La décision vaut autant par l’ampleur des griefs retenus par les juges européens contre les décisions de la justice turque, que par le contexte de répression générale contre l’opposition politique en Turquie que dénonce l’arrêt de la Cour rendu ce mardi.

« C’est la première fois que la Cour européenne des droits de l’homme juge qu’une personne a été mise en prison par l’État turc pour des raisons politiques, et que les procédures judiciaires à l’encontre de Selahattin Demirtas étaient en fait des actes de répression politique contre un membre de l’opposition de gauche au régime d’Erdogan », réagit Fayik Yagizay, représentant du HDP auprès des institutions européennes, qui rappelle qu’il y a une semaine encore, le président turc continuait à soutenir que le leader kurde, ancien député et coprésident du HDP, ne serait jamais libéré.

Selahattin Demirtas a été arrêté le 4 novembre 2016 par les forces de sécurité turques en même temps que 12 autres députés du HDP (Parti démocratique des peuples, pro-kurde) dont l’immunité parlementaire avait été levée. Le leader kurde a été député à l’Assemblée nationale de Turquie de 2007 à 2018, et candidat aux élections présidentielles de 2007 (où il avait obtenu 9,76 % des voix), ainsi qu’en 2018 alors qu’il était toujours en détention provisoire. Bien que privé de tous les moyens de faire campagne, Selahattin Demirtas avait tout de même réussi à obtenir 8,32 % des voix, en s’exprimant depuis sa cellule.

À l’issue d’une modification constitutionnelle en mai 2016, le leader kurde avait été l’objet de 31 enquêtes pénales distinctes permettant d’alimenter un imbroglio judiciaire sans fin, destiné à justifier son maintien en détention.

« But inavoué »

Dans son arrêt, la Cour européenne des droits de l’homme considère que l’emprisonnement de Selahattin Demirtas, notamment pendant les « deux campagnes critiques », celles du référendum du 16 avril 2017 et de l’élection présidentielle du 24 juin 2018, « poursuivait un but inavoué, à savoir celui d’étouffer le pluralisme et de limiter le libre jeu du débat politique, qui se trouve au cœur même de la notion de société démocratique ».

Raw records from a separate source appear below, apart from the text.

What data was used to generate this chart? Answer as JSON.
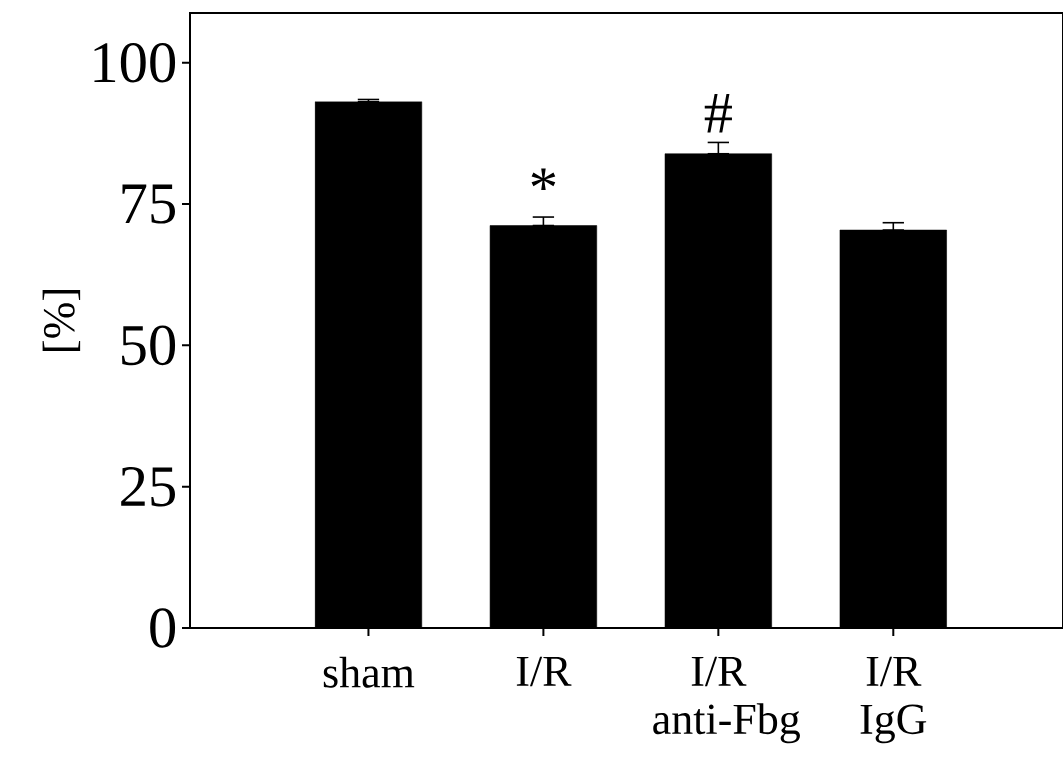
{
  "chart_data": {
    "type": "bar",
    "ylabel": "[%]",
    "categories": [
      "sham",
      "I/R",
      "I/R anti-Fbg",
      "I/R IgG"
    ],
    "values": [
      93.1,
      71.2,
      83.9,
      70.4
    ],
    "errors": [
      [
        93.1,
        93.5
      ],
      [
        71.2,
        72.7
      ],
      [
        83.9,
        85.9
      ],
      [
        70.4,
        71.7
      ]
    ],
    "color": "#000000",
    "ylim": [
      0,
      108.8
    ],
    "yticks": [
      0,
      25,
      50,
      75,
      100
    ],
    "annotations": [
      "*",
      "#"
    ]
  }
}
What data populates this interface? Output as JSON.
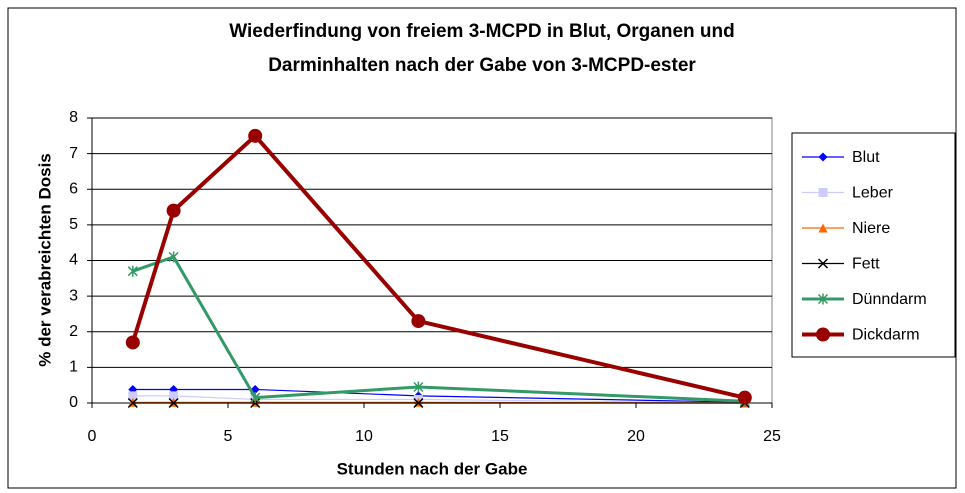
{
  "chart_data": {
    "type": "line",
    "title": "Wiederfindung von freiem 3-MCPD in Blut, Organen und",
    "subtitle": "Darminhalten nach der Gabe von 3-MCPD-ester",
    "x_label": "Stunden nach der Gabe",
    "y_label": "% der verabreichten Dosis",
    "x": [
      1.5,
      3,
      6,
      12,
      24
    ],
    "series": [
      {
        "name": "Blut",
        "color": "#0000ff",
        "marker": "diamond",
        "values": [
          0.38,
          0.38,
          0.38,
          0.2,
          0.02
        ]
      },
      {
        "name": "Leber",
        "color": "#ccccff",
        "marker": "square",
        "values": [
          0.2,
          0.2,
          0.1,
          0.1,
          0.0
        ]
      },
      {
        "name": "Niere",
        "color": "#ff6600",
        "marker": "triangle",
        "values": [
          0.02,
          0.02,
          0.02,
          0.02,
          0.0
        ]
      },
      {
        "name": "Fett",
        "color": "#000000",
        "marker": "x",
        "values": [
          0.0,
          0.0,
          0.0,
          0.0,
          0.0
        ]
      },
      {
        "name": "Dünndarm",
        "color": "#339966",
        "marker": "star",
        "values": [
          3.7,
          4.1,
          0.15,
          0.45,
          0.05
        ]
      },
      {
        "name": "Dickdarm",
        "color": "#990000",
        "marker": "circle",
        "values": [
          1.7,
          5.4,
          7.5,
          2.3,
          0.15
        ]
      }
    ],
    "xlim": [
      0,
      25
    ],
    "xticks": [
      0,
      5,
      10,
      15,
      20,
      25
    ],
    "ylim": [
      0,
      8
    ],
    "yticks": [
      0,
      1,
      2,
      3,
      4,
      5,
      6,
      7,
      8
    ],
    "grid": true,
    "legend": "right"
  }
}
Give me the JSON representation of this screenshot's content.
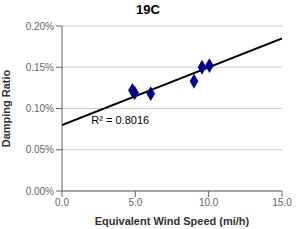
{
  "chart_data": {
    "type": "scatter",
    "title": "19C",
    "xlabel": "Equivalent Wind Speed (mi/h)",
    "ylabel": "Damping Ratio",
    "xlim": [
      0.0,
      15.0
    ],
    "ylim": [
      0.0,
      0.002
    ],
    "xticks": [
      {
        "value": 0.0,
        "label": "0.0"
      },
      {
        "value": 5.0,
        "label": "5.0"
      },
      {
        "value": 10.0,
        "label": "10.0"
      },
      {
        "value": 15.0,
        "label": "15.0"
      }
    ],
    "yticks": [
      {
        "value": 0.0,
        "label": "0.00%"
      },
      {
        "value": 0.0005,
        "label": "0.05%"
      },
      {
        "value": 0.001,
        "label": "0.10%"
      },
      {
        "value": 0.0015,
        "label": "0.15%"
      },
      {
        "value": 0.002,
        "label": "0.20%"
      }
    ],
    "grid": "y",
    "series": [
      {
        "type": "line",
        "color": "#000000",
        "x": [
          0.0,
          15.0
        ],
        "values": [
          0.0008,
          0.00185
        ]
      },
      {
        "type": "scatter",
        "color": "#00008B",
        "marker": "diamond",
        "x": [
          4.8,
          4.95,
          6.05,
          9.0,
          9.55,
          10.05
        ],
        "values": [
          0.00122,
          0.00119,
          0.00118,
          0.00133,
          0.0015,
          0.00152
        ]
      }
    ],
    "annotations": [
      {
        "text": "R² = 0.8016",
        "x": 2.0,
        "y": 0.00086
      }
    ]
  }
}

La Cour rejette également les accusations de la justice turque cherchant à faire passer certains discours politiques du leader kurde pour des justifications du terrorisme, à seule fin de prolonger son maintien en prison. On ne peut pas assimiler « le droit à la liberté d’expression au fait d’appartenir à une organisation terroriste armée, ou de fonder, ou de diriger une telle organisation, en l’absence de tout élément concernant un tel lien », indique la CEDH dans son arrêt.

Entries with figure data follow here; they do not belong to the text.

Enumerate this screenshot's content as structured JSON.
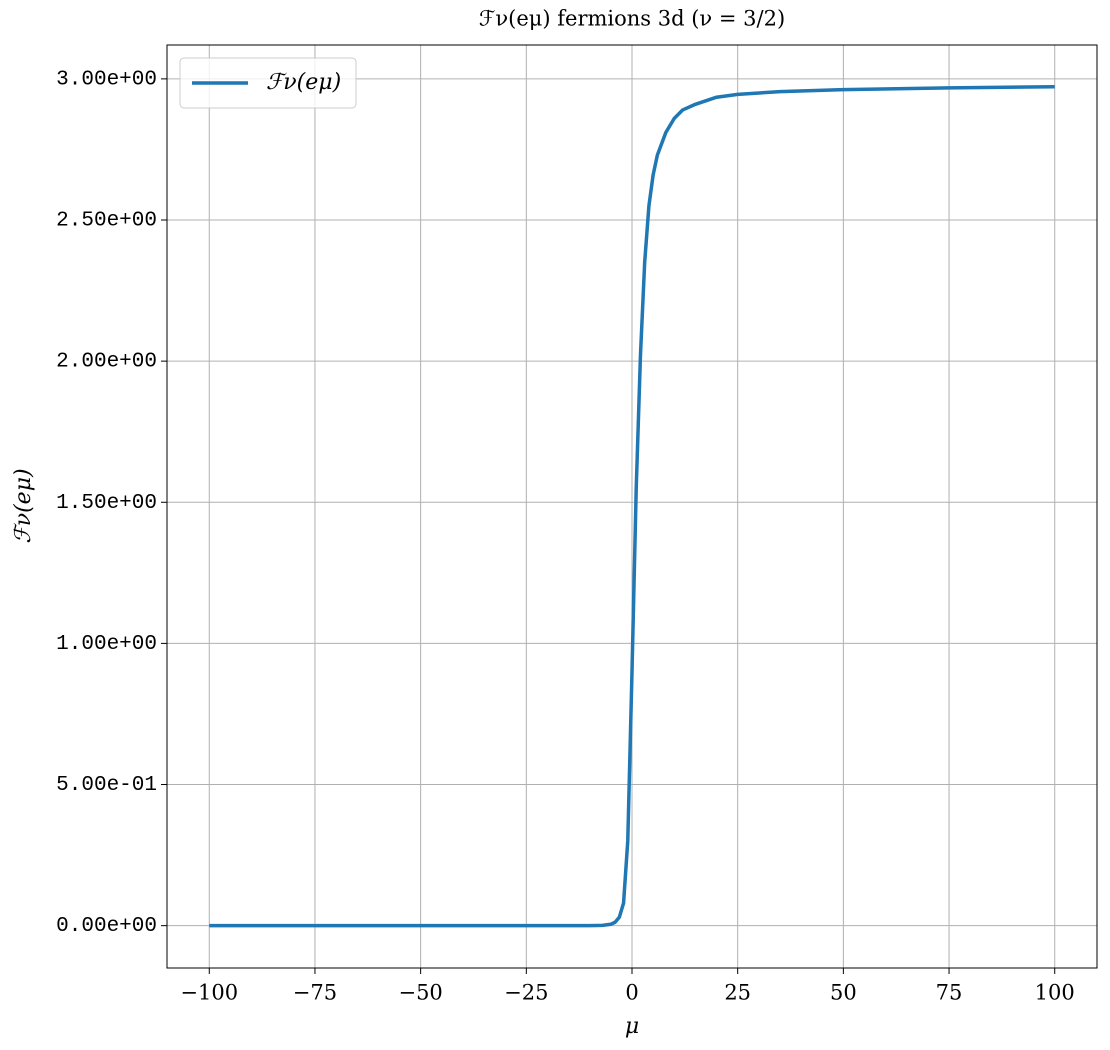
{
  "chart_data": {
    "type": "line",
    "title": "ℱν(eμ) fermions 3d (ν = 3/2)",
    "x_label": "μ",
    "y_label": "ℱν(eμ)",
    "x": [
      -100,
      -75,
      -50,
      -25,
      -10,
      -7,
      -5,
      -4,
      -3,
      -2,
      -1,
      0,
      1,
      2,
      3,
      4,
      5,
      6,
      8,
      10,
      12,
      15,
      20,
      25,
      35,
      50,
      75,
      100
    ],
    "series": [
      {
        "name": "ℱν(eμ)",
        "color": "#1f77b4",
        "values": [
          0,
          0,
          0,
          0,
          0,
          0.001,
          0.005,
          0.012,
          0.03,
          0.08,
          0.3,
          0.9,
          1.55,
          2.02,
          2.35,
          2.55,
          2.66,
          2.73,
          2.81,
          2.86,
          2.89,
          2.91,
          2.935,
          2.945,
          2.955,
          2.962,
          2.968,
          2.972
        ]
      }
    ],
    "xlim": [
      -110,
      110
    ],
    "ylim": [
      -0.15,
      3.12
    ],
    "xticks": [
      {
        "value": -100,
        "label": "−100"
      },
      {
        "value": -75,
        "label": "−75"
      },
      {
        "value": -50,
        "label": "−50"
      },
      {
        "value": -25,
        "label": "−25"
      },
      0,
      25,
      50,
      75,
      100
    ],
    "yticks": [
      {
        "value": 0,
        "label": "0.00e+00"
      },
      {
        "value": 0.5,
        "label": "5.00e-01"
      },
      {
        "value": 1,
        "label": "1.00e+00"
      },
      {
        "value": 1.5,
        "label": "1.50e+00"
      },
      {
        "value": 2,
        "label": "2.00e+00"
      },
      {
        "value": 2.5,
        "label": "2.50e+00"
      },
      {
        "value": 3,
        "label": "3.00e+00"
      }
    ],
    "grid": true,
    "legend": "upper-left"
  }
}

Au final, la Cour juge que dans le maintien en détention de leader de kurde, la Turquie viole à la fois l’article sur la liberté d’expression de la Convention européenne des droits de l’homme, celui sur le droit à la liberté et à la sûreté, le droit de statuer sur la légalité de la détention dans des délais raisonnables, le droit à des élections libres, la limitation de l’usage des restrictions aux droits, et elle exige la remise en liberté immédiate de Selahattin Demirtas.

La répression continue

La Turquie va-t-elle exécuter cette décision de la justice européenne et libérer Demirtas ? Fayik Agizay rappelle que l’Allemagne qui assure actuellement pour 6 mois la présidence du Conseil de l’Europe, s’est fixée comme priorité de faire appliquer les décisions de la Cour européenne des droits de l’homme. Si la Turquie ne respectait pas cette décision, le Conseil des ministres du Conseil de l’Europe serait saisi. « Il est très important que la justice turque libère Selahattin Demirtas, à la fois pour que la démocratie avance en Turquie et que l’on respecte les droits de l’opposition. Mais c’est aussi important pour qu’on puisse avancer vers une solution de la question kurde », estime le représentant du HDP. La décision de la Cour européenne des droits de l’homme constitue également un point d’appui pour la libération de tous les autres prisonniers politiques en Turquie, ajoute Fayik Agizay, dans un contexte ou la répression contre l’opposition par le régime d’Erdogan s’accentue. Ce mardi, une autre grande figure de l’opposition kurde, Leyla Guven, a été arrêtée à Diyarbakir. Elle vient d’être condamnée à 22 ans de prison.